Face aux inquiétudes de Bruxelles et des marchés financiers sur la capacité du Portugal à respecter ses engagements budgétaires, le gouvernement a présenté à la mi-octobre un budget d'austérité marqué par une baisse des salaires et des aides sociales ainsi qu'une hausse des impôts. Le gouvernement, minoritaire au Parlement depuis les législatives de l'an dernier, a besoin au moins de l'abstention des sociaux-démocrates pour faire adopter le texte, les autres partis d'opposition ayant déjà fait savoir qu'ils voteraient contre. Toutes les attentions sont désormais tournées vers le PSD, qui doit réagir face à la rupture des négociations et pourrait préciser si celle-ci entraînera ou pas un rejet du projet de loi de finances pour 2011. « Si le budget est rejeté, le pays plongera dans une grave crise financière », a prévenu hier le ministre des Finances du Portugal, un des pays les plus fragiles de la zone euro.

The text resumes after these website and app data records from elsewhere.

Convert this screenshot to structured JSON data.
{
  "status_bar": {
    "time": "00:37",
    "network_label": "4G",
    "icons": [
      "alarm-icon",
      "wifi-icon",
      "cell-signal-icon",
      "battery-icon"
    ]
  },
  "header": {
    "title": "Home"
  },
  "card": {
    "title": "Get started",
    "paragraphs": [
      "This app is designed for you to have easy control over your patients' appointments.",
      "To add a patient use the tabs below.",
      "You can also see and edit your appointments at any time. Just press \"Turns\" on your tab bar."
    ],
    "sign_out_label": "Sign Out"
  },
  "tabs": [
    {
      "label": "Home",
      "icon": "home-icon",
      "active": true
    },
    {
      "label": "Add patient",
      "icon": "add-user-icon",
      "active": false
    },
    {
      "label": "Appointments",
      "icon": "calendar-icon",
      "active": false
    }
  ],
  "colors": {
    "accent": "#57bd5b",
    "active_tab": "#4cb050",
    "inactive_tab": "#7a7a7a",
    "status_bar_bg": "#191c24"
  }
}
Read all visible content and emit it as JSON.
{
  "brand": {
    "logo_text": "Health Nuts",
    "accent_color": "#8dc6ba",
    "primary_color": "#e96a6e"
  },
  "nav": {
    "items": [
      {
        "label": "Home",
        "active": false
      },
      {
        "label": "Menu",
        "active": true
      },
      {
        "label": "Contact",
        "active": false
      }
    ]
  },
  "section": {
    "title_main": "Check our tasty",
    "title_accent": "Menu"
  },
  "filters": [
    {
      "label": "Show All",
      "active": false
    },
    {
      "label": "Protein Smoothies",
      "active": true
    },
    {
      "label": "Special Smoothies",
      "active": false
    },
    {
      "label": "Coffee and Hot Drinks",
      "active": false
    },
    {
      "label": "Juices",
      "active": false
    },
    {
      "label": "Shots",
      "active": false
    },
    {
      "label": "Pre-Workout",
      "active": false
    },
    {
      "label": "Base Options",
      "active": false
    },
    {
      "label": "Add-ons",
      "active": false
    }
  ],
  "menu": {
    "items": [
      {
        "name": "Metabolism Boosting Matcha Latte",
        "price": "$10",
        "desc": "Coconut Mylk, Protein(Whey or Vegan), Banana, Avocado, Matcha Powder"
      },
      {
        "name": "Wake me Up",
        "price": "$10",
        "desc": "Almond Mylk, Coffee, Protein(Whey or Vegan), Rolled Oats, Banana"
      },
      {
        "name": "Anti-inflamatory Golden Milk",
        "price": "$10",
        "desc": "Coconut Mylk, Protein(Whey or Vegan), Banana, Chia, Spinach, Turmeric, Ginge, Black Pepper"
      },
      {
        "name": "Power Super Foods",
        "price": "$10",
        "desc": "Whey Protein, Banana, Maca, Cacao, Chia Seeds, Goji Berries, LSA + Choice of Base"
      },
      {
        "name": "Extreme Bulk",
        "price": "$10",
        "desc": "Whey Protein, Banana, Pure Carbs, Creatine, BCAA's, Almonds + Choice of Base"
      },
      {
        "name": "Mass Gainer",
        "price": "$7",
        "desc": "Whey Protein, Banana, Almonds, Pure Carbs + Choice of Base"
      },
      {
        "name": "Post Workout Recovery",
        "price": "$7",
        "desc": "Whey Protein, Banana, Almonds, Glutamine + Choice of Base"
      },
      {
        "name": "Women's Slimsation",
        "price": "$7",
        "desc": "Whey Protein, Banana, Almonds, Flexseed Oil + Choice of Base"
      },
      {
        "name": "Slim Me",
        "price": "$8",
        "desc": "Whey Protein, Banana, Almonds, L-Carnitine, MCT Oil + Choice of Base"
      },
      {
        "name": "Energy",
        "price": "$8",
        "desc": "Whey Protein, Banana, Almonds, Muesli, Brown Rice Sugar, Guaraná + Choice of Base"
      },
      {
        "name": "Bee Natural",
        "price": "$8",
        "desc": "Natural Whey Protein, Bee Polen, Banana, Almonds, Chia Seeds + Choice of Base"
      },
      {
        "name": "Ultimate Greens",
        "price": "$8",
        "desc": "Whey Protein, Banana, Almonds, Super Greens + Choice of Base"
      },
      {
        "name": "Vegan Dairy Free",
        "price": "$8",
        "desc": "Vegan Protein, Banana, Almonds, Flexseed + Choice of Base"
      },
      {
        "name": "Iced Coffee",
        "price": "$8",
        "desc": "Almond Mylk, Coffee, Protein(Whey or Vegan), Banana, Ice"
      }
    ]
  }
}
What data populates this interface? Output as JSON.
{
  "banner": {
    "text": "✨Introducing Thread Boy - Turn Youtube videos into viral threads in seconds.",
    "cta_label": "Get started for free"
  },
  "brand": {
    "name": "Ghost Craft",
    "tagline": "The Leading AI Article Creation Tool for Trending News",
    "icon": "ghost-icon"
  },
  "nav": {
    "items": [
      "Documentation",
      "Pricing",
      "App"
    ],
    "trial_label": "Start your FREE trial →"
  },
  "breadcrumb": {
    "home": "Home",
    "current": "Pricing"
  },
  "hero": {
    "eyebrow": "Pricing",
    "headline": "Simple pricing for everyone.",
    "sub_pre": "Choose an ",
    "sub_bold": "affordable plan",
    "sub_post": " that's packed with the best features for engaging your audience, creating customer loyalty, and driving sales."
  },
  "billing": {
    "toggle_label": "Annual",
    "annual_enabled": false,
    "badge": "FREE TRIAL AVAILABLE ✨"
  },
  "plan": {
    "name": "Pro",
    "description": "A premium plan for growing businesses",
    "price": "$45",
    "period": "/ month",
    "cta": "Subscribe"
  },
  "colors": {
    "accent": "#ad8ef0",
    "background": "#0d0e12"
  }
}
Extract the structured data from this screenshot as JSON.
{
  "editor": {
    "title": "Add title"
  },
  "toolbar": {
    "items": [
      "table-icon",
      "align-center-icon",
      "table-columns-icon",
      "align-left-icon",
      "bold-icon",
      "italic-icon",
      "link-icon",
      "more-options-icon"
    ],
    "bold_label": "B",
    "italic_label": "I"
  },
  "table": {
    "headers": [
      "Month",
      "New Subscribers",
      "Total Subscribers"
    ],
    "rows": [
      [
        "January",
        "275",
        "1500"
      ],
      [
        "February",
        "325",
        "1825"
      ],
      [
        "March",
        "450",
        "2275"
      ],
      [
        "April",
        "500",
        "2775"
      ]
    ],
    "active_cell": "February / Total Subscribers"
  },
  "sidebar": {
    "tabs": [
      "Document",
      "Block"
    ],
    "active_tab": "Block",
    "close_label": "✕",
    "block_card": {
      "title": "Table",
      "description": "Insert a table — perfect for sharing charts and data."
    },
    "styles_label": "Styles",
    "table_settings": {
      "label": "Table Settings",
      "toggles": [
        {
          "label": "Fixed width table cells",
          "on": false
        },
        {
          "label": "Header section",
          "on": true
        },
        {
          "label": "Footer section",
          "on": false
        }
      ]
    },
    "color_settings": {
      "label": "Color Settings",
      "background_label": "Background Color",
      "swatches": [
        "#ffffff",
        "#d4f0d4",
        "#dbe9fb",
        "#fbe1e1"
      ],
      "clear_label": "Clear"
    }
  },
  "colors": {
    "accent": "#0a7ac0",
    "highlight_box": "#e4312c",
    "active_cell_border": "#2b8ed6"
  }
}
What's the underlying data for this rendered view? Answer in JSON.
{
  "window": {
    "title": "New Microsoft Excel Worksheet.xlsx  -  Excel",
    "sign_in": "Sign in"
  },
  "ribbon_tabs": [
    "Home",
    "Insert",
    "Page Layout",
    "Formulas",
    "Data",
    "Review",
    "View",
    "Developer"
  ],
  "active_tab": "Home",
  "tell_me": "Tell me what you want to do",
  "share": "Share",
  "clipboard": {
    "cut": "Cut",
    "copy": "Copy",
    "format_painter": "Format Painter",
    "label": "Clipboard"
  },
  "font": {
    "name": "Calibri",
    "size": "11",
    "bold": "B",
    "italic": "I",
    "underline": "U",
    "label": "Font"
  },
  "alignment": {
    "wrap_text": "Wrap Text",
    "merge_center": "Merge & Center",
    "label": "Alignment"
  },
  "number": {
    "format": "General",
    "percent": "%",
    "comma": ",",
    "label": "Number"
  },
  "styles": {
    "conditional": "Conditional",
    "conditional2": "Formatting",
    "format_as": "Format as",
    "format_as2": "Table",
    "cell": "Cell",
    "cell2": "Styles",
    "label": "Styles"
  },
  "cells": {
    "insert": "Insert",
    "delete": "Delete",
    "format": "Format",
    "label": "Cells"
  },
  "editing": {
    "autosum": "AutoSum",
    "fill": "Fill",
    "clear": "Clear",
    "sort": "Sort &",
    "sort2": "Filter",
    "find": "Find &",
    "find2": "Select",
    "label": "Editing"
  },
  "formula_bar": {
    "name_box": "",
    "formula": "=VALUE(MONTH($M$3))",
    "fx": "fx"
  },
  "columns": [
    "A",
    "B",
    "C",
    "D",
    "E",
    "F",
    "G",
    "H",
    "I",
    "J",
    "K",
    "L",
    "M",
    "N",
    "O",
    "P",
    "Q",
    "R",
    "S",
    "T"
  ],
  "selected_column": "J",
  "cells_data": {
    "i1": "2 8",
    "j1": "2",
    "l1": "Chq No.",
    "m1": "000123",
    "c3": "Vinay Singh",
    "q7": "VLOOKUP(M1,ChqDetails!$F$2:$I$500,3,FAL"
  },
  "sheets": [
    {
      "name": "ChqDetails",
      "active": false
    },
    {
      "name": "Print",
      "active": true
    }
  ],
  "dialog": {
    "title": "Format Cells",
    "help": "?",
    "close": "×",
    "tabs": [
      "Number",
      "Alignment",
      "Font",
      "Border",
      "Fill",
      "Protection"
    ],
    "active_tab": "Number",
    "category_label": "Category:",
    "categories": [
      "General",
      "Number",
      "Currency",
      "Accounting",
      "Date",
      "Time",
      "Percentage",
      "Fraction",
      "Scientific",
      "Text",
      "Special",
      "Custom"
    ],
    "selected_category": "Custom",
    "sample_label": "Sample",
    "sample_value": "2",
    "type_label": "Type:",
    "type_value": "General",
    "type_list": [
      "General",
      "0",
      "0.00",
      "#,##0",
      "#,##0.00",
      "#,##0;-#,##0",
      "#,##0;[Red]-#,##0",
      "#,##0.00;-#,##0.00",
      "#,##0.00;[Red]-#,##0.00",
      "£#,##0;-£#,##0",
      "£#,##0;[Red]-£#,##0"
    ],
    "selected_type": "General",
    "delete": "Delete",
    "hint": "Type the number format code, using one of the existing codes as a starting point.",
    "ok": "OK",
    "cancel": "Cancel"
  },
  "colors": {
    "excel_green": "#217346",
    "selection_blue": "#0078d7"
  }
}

À cette crise financière pourrait s'ajouter une crise politique car José Socrates avait laissé entendre fin septembre qu'il pourrait démissionner si son budget était retoqué. Les négociations entre le pouvoir socialiste et le PSD, entamées samedi « dans un esprit constructif » selon les deux parties, avaient fait croire à une issue de l'impasse qui dure depuis plusieurs semaines, les sociaux-démocrates ayant longtemps refusé toute nouvelle hausse d'impôts après avoir soutenu un précédent train de mesures d'austérité en mai dernier. Illustrant un regain de confiance des investisseurs, les taux d'intérêt de la dette portugaise à dix ans s'étaient détendus lundi et mardi à près de 5,6 %, contre un niveau record de plus de 6,6 % atteint fin septembre. Mais ces taux sont repartis à la hausse hier et se tendaient à 5,739 %. Peu avant l'annonce de l'échec des négociations budgétaires, l'État portugais avait réussi à placer 1,225 milliard d'euros en obligations du Trésor à quatre et huit ans, à des taux en baisse par rapport aux dernières opérations comparables.